According to a study by the Energy5, a lack of awareness and understanding of renewable energy benefits also perpetuates inertia. People may be unaware of new options or incorrectly believe they are inferior. Overcoming inertia requires education, exposure to new technologies, financial incentives, and persuading consumers that change is worthwhile.
Cultural values and norms also shape energy behaviors. In regions like the American Midwest that culturally identify with oil and gas, it may be harder for renewables to gain acceptance. Changing social attitudes takes time. With consistent messaging and positive renewable energy examples, these cultural barriers can gradually be overcome.
Conclusion
While renewable energy technologies like solar, wind, geothermal, and hydroelectric power offer enormous potential to reduce greenhouse gas emissions and mitigate climate change, the road to transforming our energy system is filled with challenges. The intermittent and variable nature of renewables makes integrating them into the grid difficult. High upfront capital costs also inhibit adoption, especially in developing nations. even if costs continue to fall, renewable energy projects still face issues like land use conflicts, raw material constraints, lack of transmission infrastructure, and lack of political will in the face of fossil fuel incumbency.

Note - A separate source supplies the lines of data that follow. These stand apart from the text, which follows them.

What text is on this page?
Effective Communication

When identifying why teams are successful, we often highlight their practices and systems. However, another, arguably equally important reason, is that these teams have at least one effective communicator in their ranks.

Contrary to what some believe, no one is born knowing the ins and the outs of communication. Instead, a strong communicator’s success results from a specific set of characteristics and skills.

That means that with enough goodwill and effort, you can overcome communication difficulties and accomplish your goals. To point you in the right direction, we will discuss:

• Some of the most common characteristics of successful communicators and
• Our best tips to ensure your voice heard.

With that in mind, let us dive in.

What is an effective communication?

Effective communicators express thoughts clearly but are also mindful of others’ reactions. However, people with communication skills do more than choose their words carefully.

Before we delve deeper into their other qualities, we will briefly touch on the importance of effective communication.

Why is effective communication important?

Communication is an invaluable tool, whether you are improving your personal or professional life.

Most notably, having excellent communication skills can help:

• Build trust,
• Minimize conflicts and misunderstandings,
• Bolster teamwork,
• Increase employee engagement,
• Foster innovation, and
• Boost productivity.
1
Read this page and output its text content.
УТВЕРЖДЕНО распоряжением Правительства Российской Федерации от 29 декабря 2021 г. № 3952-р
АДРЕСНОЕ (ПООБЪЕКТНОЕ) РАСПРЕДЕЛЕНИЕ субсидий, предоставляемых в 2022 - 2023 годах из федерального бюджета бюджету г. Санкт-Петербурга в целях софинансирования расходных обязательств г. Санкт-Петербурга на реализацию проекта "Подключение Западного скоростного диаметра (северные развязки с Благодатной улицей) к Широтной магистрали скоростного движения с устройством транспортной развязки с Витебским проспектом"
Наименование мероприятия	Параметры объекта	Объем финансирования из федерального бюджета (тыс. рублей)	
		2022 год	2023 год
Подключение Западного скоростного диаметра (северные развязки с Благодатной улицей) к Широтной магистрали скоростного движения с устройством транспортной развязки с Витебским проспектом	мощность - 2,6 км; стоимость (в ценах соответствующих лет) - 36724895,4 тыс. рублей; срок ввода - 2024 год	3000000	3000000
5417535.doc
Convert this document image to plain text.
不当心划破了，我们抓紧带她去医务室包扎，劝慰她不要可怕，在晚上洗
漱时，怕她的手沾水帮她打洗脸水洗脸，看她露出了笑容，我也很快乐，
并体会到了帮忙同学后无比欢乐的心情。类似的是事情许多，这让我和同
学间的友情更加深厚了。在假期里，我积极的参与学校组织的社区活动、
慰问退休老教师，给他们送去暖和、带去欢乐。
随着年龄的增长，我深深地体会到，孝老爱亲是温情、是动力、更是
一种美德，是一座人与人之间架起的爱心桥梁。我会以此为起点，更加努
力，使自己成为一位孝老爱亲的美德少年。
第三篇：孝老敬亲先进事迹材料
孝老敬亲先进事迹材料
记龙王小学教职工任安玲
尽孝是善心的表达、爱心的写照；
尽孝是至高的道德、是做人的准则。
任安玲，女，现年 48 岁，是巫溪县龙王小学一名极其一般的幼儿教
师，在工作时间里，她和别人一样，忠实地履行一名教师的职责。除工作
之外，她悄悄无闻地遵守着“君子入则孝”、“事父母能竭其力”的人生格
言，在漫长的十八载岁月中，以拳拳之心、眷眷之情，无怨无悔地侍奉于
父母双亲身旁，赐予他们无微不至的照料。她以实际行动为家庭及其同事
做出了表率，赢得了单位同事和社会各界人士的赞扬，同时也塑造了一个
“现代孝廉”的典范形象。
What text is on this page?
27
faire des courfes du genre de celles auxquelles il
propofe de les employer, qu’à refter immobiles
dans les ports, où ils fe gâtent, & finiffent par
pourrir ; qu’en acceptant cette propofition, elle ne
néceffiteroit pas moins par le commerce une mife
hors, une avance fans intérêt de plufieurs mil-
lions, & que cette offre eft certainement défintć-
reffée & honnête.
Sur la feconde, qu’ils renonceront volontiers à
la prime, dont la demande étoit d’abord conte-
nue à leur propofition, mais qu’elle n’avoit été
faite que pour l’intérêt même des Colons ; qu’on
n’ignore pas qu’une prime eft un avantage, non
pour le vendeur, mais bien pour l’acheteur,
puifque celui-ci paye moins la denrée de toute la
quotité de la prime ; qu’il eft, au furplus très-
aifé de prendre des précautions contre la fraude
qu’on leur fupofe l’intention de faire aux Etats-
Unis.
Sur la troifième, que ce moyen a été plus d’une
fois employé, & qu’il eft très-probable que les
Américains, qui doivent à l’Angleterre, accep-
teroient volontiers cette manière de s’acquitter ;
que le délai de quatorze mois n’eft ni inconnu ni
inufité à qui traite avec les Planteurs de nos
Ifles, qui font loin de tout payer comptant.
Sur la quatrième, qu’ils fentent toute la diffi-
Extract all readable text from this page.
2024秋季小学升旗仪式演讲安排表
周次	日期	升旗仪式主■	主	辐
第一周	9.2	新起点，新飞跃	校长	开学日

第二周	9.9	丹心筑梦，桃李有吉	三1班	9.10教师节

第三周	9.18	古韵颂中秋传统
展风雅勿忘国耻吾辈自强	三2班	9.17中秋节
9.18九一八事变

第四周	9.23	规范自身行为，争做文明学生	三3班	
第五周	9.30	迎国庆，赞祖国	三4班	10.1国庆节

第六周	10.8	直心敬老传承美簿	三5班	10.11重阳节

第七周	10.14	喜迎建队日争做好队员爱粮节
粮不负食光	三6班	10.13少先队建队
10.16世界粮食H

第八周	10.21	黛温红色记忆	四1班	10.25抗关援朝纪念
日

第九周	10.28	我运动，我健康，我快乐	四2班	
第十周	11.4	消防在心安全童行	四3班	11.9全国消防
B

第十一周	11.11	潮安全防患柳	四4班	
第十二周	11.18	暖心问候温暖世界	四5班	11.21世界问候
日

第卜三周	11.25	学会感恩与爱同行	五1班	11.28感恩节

Despite these hurdles, renewables have an indispensable role to play in building a carbon-neutral future. They may not be able to singularly deliver the deep emissions cuts needed, but renewables must be rapidly deployed as part of a diverse energy mix that also includes nuclear power, carbon capture systems, energy efficiency improvements, and other technologies. The renewable transition will also require large investments, policy changes, upgraded grids, cultural shifts, and technological innovations.
With commitment, creativity, and determination, renewables can be part of an energy solution that sustainably meets human needs while restoring the planet’s ecological balance.